The Bible, heard and read, preached and taught, interpreted and applied, is both the channel and the content of His communication. It is as if Jesus hands us the canonical Scriptures directly, telling us that they are the authoritative and all-sufficient source from which we must learn both what we are to do in order to be His followers and also what He has done, is doing, and will do to save us from the fatal sickness of sin. Think of your Bible, then, as Jesus Christ’s gift to you; think of it as a letter to you from your Lord. Think of your name, written in the front of it, as if Jesus Himself had written it there. Think of Jesus each time you read your Bible. Think of Him asking you, page by page and chapter by chapter, what you have just learned about the need, nature, method, and effect of the grace that He brings, and about the path of loyal discipleship that He calls you to tread. That is the way to profit from the Bible. Only when your reading of the written Word feeds into your relationship with the living Word (Jesus) does the Bible operate as the channel of light and life that God means it to be.

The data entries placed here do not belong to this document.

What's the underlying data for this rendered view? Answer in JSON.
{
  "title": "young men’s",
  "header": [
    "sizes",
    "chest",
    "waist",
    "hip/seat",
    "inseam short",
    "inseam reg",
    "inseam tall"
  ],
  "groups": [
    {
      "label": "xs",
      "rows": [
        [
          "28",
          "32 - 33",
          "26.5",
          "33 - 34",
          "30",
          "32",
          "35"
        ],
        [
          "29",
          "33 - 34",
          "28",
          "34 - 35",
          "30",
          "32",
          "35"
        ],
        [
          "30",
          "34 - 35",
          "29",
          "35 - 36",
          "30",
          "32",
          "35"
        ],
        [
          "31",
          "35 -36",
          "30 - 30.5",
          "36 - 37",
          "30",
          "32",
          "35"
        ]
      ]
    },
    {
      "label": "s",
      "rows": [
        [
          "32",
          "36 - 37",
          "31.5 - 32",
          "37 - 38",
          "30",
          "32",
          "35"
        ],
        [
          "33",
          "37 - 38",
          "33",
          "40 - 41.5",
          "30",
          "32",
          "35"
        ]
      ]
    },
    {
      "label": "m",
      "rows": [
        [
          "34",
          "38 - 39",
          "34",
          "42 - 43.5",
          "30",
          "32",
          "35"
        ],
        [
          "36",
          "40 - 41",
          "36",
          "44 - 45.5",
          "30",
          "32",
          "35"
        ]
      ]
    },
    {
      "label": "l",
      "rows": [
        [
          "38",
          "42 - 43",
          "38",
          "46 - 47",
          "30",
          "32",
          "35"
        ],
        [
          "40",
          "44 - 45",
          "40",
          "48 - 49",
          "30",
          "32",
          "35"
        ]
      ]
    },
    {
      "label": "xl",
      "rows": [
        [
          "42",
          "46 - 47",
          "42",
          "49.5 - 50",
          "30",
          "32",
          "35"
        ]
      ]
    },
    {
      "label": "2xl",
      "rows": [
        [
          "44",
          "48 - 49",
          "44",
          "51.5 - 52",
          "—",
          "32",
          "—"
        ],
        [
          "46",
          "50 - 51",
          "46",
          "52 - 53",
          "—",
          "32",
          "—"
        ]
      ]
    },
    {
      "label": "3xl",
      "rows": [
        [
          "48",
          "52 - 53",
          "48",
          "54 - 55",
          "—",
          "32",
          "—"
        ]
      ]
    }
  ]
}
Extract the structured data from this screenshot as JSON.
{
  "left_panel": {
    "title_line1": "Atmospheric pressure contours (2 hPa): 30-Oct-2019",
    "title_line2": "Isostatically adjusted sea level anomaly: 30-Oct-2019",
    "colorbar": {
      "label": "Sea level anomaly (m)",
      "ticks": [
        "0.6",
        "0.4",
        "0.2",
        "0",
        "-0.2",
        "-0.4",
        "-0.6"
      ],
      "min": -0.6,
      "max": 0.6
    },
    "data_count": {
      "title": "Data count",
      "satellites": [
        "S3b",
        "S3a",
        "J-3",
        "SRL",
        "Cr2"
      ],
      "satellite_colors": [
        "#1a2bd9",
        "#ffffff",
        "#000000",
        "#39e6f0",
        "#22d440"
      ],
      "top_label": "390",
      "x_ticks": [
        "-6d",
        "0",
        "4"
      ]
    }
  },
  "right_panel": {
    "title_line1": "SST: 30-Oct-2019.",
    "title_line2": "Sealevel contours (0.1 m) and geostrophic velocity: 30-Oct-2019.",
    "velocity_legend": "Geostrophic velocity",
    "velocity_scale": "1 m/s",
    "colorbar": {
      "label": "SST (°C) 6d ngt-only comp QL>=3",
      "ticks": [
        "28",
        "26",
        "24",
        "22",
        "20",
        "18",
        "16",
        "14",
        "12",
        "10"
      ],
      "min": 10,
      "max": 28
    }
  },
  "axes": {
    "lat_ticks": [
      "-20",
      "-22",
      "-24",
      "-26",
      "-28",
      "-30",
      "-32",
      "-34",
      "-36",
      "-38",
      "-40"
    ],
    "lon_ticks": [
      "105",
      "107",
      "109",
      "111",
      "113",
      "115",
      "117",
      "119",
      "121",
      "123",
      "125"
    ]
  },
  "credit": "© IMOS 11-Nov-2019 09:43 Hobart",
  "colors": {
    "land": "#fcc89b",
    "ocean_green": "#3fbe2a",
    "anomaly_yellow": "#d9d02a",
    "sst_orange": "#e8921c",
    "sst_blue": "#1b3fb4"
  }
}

Packer's advice on reading/studying the Bible:

A helpful scheme of applicatory meditation on each passage is to ask ourselves: • What does this passage tell me about God? How does it describe God’s nature and power; His plan and purpose; His likes and dislikes; His works, ways, and will for His human creatures? • What does this passage tell me about living? What does it say about right conduct, wrong conduct, wise conduct, foolish conduct; different situations and relationships in which people find themselves; the way of faith with all its difficulties and delights; various emotional states and temperamental traumas; virtues to cultivate, vices to avoid, and values to hold on to; pressures from the world, the flesh, and the devil, and what to do about them? In short, what does it tell me about all the realities of belonging to a lost humanity in a spoiled world now touched by the powers of redemption, and involved in the ongoing conflict between Christ the conqueror and the defeated powers of darkness that are so desperately fighting back? What does all this say to me about my own life today? What does it tell me about the tasks, problems, opportunities, pitfalls, and temptations to sin that confront me day by day? What warnings and encouragements does it give me, and what wisdom and resources does it show me?